After the drug party, Péter Magyar has now gotten involved in another scandal in Munich. The staff of a beer hall reportedly called the police on them because neither Péter Magyar nor his group could behave properly. I’m sure this is also somehow Fidesz’s fault.
Péter Magyar has gotten into trouble again. A chaotic character…
1️⃣ “Drug party” – unproven moral accusation
📌 Technique: character assassination + insinuation
A serious allegation is presented as a fact.
There is no source, no date, no report, no evidence.
The phrase “drug party” is a strong emotional trigger: it immediately provokes moral rejection.
🎯 Effect:
The political debate turns into a moral issue.

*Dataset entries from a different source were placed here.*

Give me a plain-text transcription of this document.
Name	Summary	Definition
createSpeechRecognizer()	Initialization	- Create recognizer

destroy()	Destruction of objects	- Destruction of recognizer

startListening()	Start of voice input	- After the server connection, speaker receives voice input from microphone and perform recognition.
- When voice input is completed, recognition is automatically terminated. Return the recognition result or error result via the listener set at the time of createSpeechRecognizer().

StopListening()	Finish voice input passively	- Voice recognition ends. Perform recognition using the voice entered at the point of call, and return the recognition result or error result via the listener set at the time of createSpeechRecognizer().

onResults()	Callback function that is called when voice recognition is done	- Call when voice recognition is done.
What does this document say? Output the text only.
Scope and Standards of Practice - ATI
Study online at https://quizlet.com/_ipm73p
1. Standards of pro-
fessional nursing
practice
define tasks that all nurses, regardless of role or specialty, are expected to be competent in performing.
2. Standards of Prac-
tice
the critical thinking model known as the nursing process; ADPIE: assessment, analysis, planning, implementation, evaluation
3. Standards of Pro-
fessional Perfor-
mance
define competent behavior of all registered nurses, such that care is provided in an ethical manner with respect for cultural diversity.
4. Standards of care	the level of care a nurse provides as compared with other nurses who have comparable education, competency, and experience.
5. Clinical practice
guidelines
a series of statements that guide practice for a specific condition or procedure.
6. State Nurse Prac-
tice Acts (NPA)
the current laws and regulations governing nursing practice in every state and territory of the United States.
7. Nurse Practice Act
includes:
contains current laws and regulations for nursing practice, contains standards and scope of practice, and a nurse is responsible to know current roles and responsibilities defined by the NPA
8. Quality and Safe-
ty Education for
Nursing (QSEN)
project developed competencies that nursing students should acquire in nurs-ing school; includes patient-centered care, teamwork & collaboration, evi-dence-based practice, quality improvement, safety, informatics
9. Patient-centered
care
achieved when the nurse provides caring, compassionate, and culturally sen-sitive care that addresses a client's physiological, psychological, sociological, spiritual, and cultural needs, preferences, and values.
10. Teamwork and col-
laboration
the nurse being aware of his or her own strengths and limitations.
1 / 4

A negative image remains in the listener’s mind even if there is no evidence.
2️⃣ “The police were called on them” – apparent concretization
📌 Technique: fabricated specificity (illusion of concreteness)
“In Munich”
“Employees of a beer hall”
“They called the police”
These sound like details, but:
❌ no names
❌ no exact location
❌ no official source
🎯 Effect:
Seemingly concrete details create a sense of credibility even when they cannot be verified.
3️⃣ “Sure, this is Fidesz’s fault too” – mocking framing
📌 Technique: ridicule framing
It preemptively makes any possible denial look ridiculous.
It sarcastically twists the other side’s potential response.
🎯 Effect:
The audience emotionally aligns with the presented version before any evidence appears.
4️⃣ “A chaotic figure” – labeling
📌 Technique: labeling
The entire narrative is condensed into a single negative identity.
It does not criticize a specific action but judges the person’s character.
🎯 Effect:
A stable, repeatable negative label forms in the voter’s mind.
Overall pattern
The structure is:
Accusation → apparent specificity → mockery → personal labeling.
If no such event actually occurred, this is clearly defamatory-style political communication.
If police action did occur, there should be some publicly traceable record of it.